Fix #10323: Inefficient Ender Dragon respawn sequence
This fixes issue https://github.com/PaperMC/Paper/issues/10323. Currently, the respawn sequence of the Ender Dragon has a noticeable lag spike, likely caused by the method findExitPortal() being poorly optimized, and calling the method find() (which is an expensive method, in terms of server execution time) multiple times, unnecessarily.
Solution: fix index incrementation and direct the search to the most likely spot first, instead of iterating over various blocks, calling find() without first checking whether it makes sense to call it for the instance of the block considered. Also, pre-fetching the relevant chunk does improve following computations.
Profiler links under stress original version: https://spark.lucko.me/4gqvxg7QBt?hl=9025 under stress with modification: https://spark.lucko.me/tyLvsstn9J?hl=4886
As you can see, the method findExitPortal() is nowhere to be seen, in the second profile report, indicating little impact on server performance. Also, the execution time of the method scanState() went from 5360ms to 60ms.
This PR doesn't make sense and assume that getChunk take a block pos instead of a chunk pos. It would have been good to link the video too: https://www.youtube.com/watch?v=tCcBzxnl5Os
Hello @Lulu13022002, could you please care to explain why the PR does not make sense? I would love to understand what about the PR seems confusing to you, in hopes I can make everything clear. Cheers, Afonso Mendonça Jacinto
Hey, @Owen1212055! Thanks a lot for your input. I will take another look at the code today, and profile it accordingly, just to have a solid basis on how to analyze the before and after.

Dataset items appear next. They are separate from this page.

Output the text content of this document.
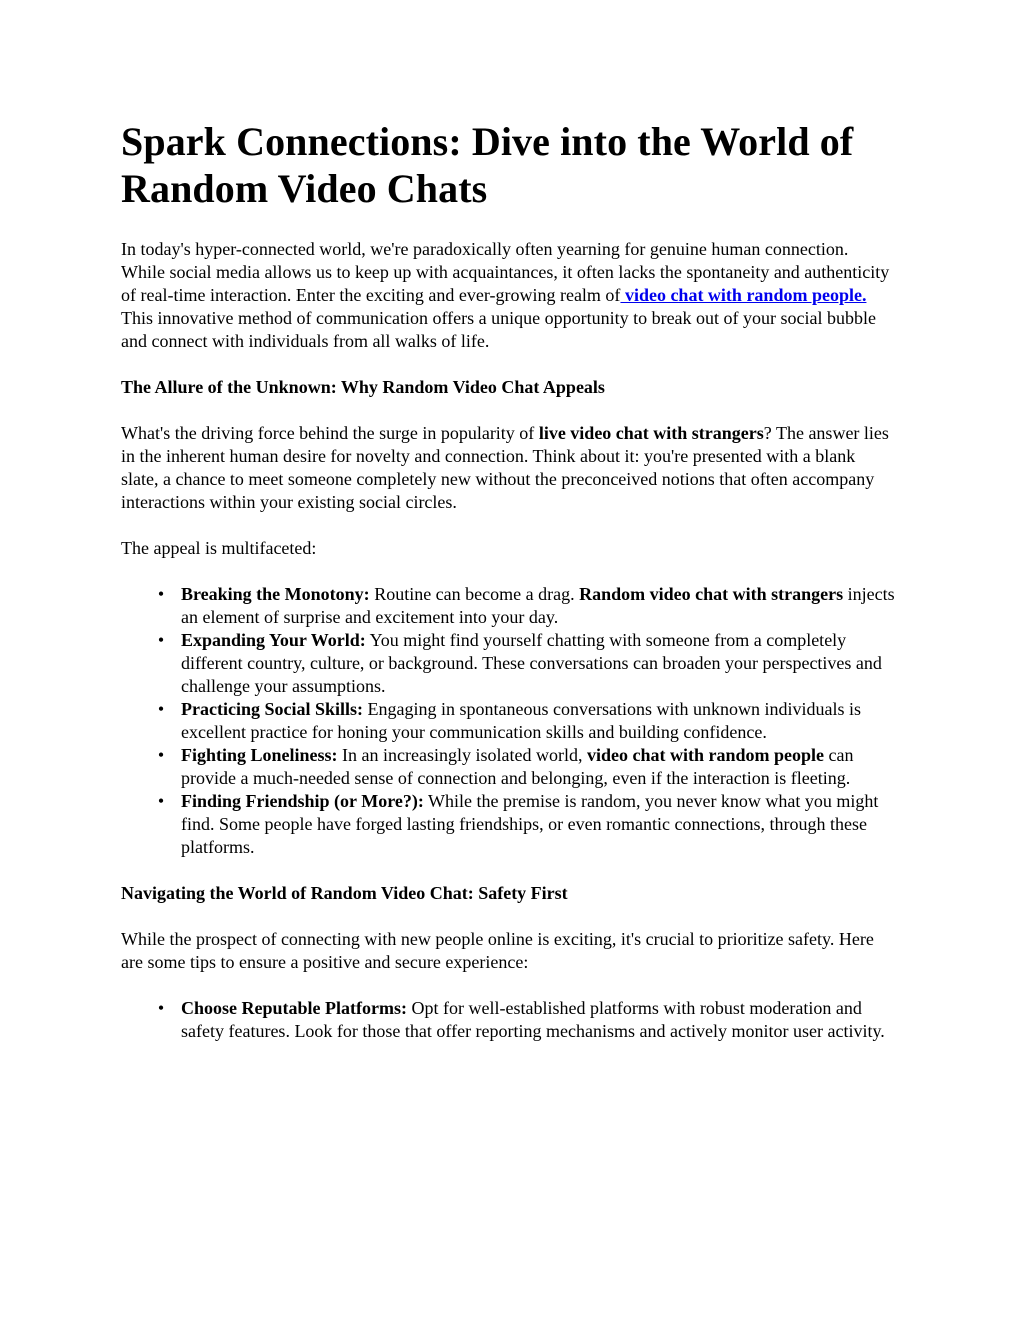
Spark Connections: Dive into the World of Random Video Chats

In today's hyper-connected world, we're paradoxically often yearning for genuine human connection. While social media allows us to keep up with acquaintances, it often lacks the spontaneity and authenticity of real-time interaction. Enter the exciting and ever-growing realm of video chat with random people. This innovative method of communication offers a unique opportunity to break out of your social bubble and connect with individuals from all walks of life.

The Allure of the Unknown: Why Random Video Chat Appeals

What's the driving force behind the surge in popularity of live video chat with strangers? The answer lies in the inherent human desire for novelty and connection. Think about it: you're presented with a blank slate, a chance to meet someone completely new without the preconceived notions that often accompany interactions within your existing social circles.

The appeal is multifaceted:

• Breaking the Monotony: Routine can become a drag. Random video chat with strangers injects an element of surprise and excitement into your day.
• Expanding Your World: You might find yourself chatting with someone from a completely different country, culture, or background. These conversations can broaden your perspectives and challenge your assumptions.
• Practicing Social Skills: Engaging in spontaneous conversations with unknown individuals is excellent practice for honing your communication skills and building confidence.
• Fighting Loneliness: In an increasingly isolated world, video chat with random people can provide a much-needed sense of connection and belonging, even if the interaction is fleeting.
• Finding Friendship (or More?): While the premise is random, you never know what you might find. Some people have forged lasting friendships, or even romantic connections, through these platforms.

Navigating the World of Random Video Chat: Safety First

While the prospect of connecting with new people online is exciting, it's crucial to prioritize safety. Here are some tips to ensure a positive and secure experience:

• Choose Reputable Platforms: Opt for well-established platforms with robust moderation and safety features. Look for those that offer reporting mechanisms and actively monitor user activity.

One thing bothered me, though, but I might not be grasping the purpose behind it entirely. The first block of code gets the maxY and minY at the portal's supposed location, which is the origin, correct? That was something that was being done before, I believe it was the second block of code in the original version, before I altered it in my local fork. I found that version to be not really efficient, since callind find() multiple times, even when just doing it in a single column, proved to be less efficient than checking all blockentities in the chunk around the origin, and calling find() only if the instance of the blockentity being evaluated is really an instance of the End Podium block. Then, performance went up exponentially.

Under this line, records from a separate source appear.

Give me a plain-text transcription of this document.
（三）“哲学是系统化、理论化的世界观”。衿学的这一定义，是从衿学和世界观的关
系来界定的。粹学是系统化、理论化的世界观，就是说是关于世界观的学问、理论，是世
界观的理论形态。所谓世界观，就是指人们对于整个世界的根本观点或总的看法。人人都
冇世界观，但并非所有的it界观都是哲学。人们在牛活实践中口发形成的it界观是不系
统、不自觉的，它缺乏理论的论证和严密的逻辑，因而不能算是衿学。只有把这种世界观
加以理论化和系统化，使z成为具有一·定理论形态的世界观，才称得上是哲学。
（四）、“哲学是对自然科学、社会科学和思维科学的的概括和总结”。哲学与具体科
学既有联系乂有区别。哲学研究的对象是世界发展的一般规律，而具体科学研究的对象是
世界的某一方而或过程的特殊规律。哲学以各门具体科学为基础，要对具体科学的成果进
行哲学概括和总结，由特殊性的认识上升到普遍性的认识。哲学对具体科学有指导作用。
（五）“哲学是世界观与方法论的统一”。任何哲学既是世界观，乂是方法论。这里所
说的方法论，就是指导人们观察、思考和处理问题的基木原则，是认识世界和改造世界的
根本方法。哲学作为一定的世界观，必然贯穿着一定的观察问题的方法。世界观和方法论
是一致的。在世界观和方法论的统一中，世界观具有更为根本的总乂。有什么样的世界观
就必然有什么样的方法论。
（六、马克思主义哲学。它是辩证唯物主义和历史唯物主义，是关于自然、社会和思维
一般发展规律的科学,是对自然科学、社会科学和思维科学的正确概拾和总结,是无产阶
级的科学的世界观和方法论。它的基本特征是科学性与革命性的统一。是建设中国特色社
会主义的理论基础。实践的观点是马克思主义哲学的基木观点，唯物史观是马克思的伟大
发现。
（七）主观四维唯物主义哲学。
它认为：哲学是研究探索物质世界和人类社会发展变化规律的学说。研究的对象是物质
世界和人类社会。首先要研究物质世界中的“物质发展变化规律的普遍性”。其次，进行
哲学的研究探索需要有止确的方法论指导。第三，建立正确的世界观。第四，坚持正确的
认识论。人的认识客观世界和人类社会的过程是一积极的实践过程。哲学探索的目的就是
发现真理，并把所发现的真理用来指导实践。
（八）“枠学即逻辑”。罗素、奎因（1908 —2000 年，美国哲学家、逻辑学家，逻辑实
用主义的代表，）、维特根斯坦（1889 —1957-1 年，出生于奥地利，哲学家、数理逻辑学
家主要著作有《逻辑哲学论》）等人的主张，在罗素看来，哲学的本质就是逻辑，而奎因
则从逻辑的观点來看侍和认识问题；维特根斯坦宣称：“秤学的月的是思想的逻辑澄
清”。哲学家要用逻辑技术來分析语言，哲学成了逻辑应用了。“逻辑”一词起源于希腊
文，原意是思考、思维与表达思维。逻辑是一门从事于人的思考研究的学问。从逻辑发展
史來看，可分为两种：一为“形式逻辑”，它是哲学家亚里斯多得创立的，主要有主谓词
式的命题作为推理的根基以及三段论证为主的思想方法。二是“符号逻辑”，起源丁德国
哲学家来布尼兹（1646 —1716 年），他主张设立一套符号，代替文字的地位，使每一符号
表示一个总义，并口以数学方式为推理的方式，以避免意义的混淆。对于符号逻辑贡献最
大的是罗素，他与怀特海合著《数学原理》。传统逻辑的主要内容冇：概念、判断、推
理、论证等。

The second block would then try to prevent offsets bigger than that chunk, but smaller than the enveloping 4 chunks around the origin (I believe we don't want to go check the entire extension of the End). This is why I don't understand the reason to add back the first block, as I suppose it would yield the same effect, gameplay-wise, but hinder performance.
Is there a paramount check I am missing, here?

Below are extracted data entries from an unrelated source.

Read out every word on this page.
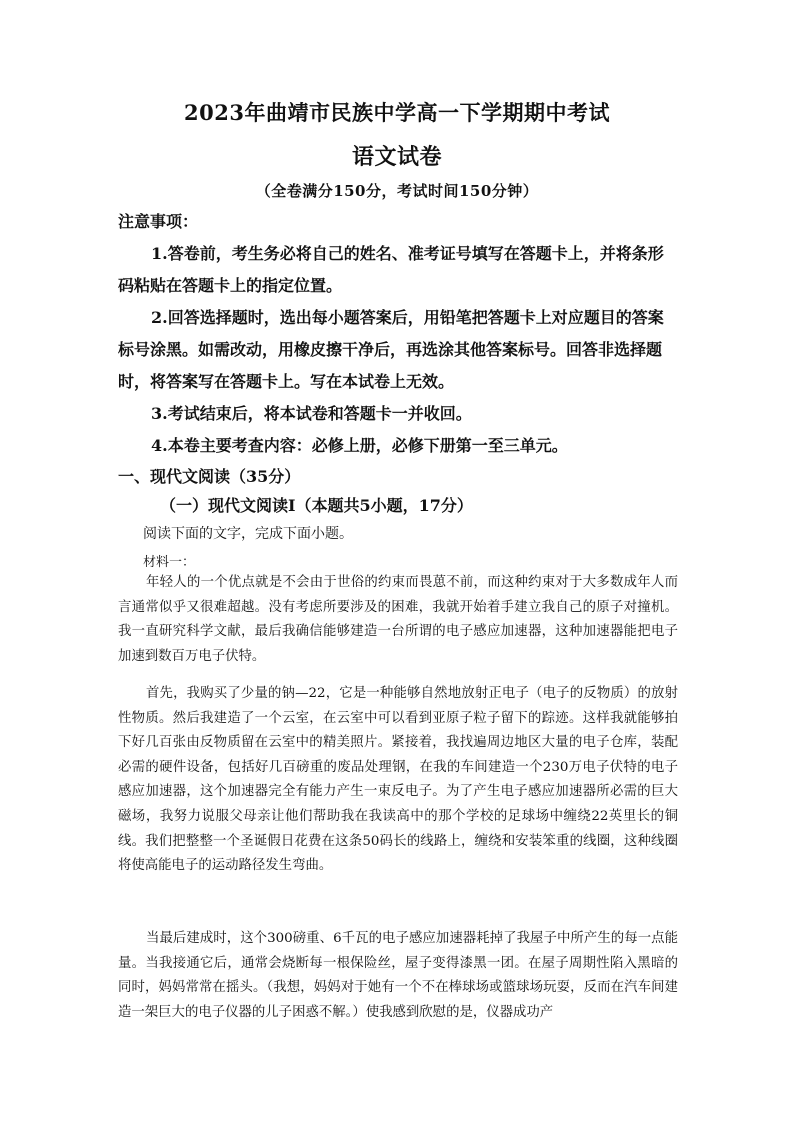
2023年曲靖市民族中学高一下学期期中考试
语文试卷
（全卷满分150分，考试时间150分钟）
注意事项：
1.答卷前，考生务必将自己的姓名、准考证号填写在答题卡上，并将条形码粘贴在答题卡上的指定位置。
2.回答选择题时，选出每小题答案后，用铅笔把答题卡上对应题目的答案标号涂黑。如需改动，用橡皮擦干净后，再选涂其他答案标号。回答非选择题时，将答案写在答题卡上。写在本试卷上无效。
3.考试结束后，将本试卷和答题卡一并收回。
4.本卷主要考查内容：必修上册，必修下册第一至三单元。
一、现代文阅读（35分）
（一）现代文阅读Ⅰ（本题共5小题，17分）
阅读下面的文字，完成下面小题。
材料一：
年轻人的一个优点就是不会由于世俗的约束而畏葸不前，而这种约束对于大多数成年人而言通常似乎又很难超越。没有考虑所要涉及的困难，我就开始着手建立我自己的原子对撞机。我一直研究科学文献，最后我确信能够建造一台所谓的电子感应加速器，这种加速器能把电子加速到数百万电子伏特。
首先，我购买了少量的钠—22，它是一种能够自然地放射正电子（电子的反物质）的放射性物质。然后我建造了一个云室，在云室中可以看到亚原子粒子留下的踪迹。这样我就能够拍下好几百张由反物质留在云室中的精美照片。紧接着，我找遍周边地区大量的电子仓库，装配必需的硬件设备，包括好几百磅重的废品处理钢，在我的车间建造一个230万电子伏特的电子感应加速器，这个加速器完全有能力产生一束反电子。为了产生电子感应加速器所必需的巨大磁场，我努力说服父母亲让他们帮助我在我读高中的那个学校的足球场中缠绕22英里长的铜线。我们把整整一个圣诞假日花费在这条50码长的线路上，缠绕和安装笨重的线圈，这种线圈将使高能电子的运动路径发生弯曲。
当最后建成时，这个300磅重、6千瓦的电子感应加速器耗掉了我屋子中所产生的每一点能量。当我接通它后，通常会烧断每一根保险丝，屋子变得漆黑一团。在屋子周期性陷入黑暗的同时，妈妈常常在摇头。（我想，妈妈对于她有一个不在棒球场或篮球场玩耍，反而在汽车间建造一架巨大的电子仪器的儿子困惑不解。）使我感到欣慰的是，仪器成功产
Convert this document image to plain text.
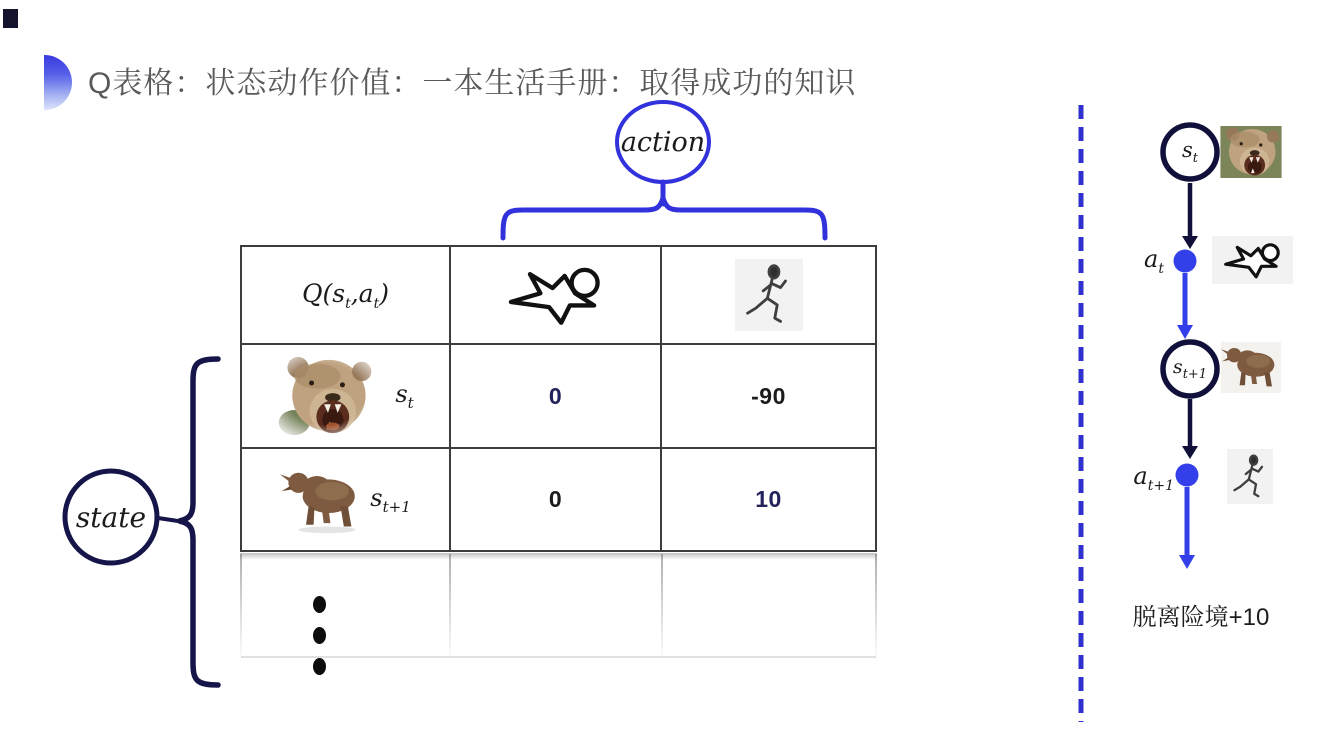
Q表格：状态动作价值：一本生活手册：取得成功的知识
action
state
$Q(s_t,a_t)$
$s_t$	0	-90
$s_{t+1}$	0	10
$s_t$
$a_t$
$s_{t+1}$
$a_{t+1}$
脱离险境+10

Thanks for your attention and for your insightful feedback.
After reading my previous message, I thought that perhaps it was badly phrased. To simplify, I profiled that version you suggested above before moving to the one in the pull request. That version is the obvious first improvement, yes. Changing the order of those 2 blocks of code.
And it does improve performance, but not to the extent where I felt satisfied. Calling find() on every block in that column at the origin was still very expensive.
That is why I chose to try something further beyond: to get every block in the chunk revolving the origin, so that we can check whether the block is an instance of the End Podium block. Then, and only then, if it is, we call find().
This reduced the time needed to "find" the portal immensely. I don't know why, but iterating over the blocks in the surrounding chunk was much faster than calling find() on every block in the central column.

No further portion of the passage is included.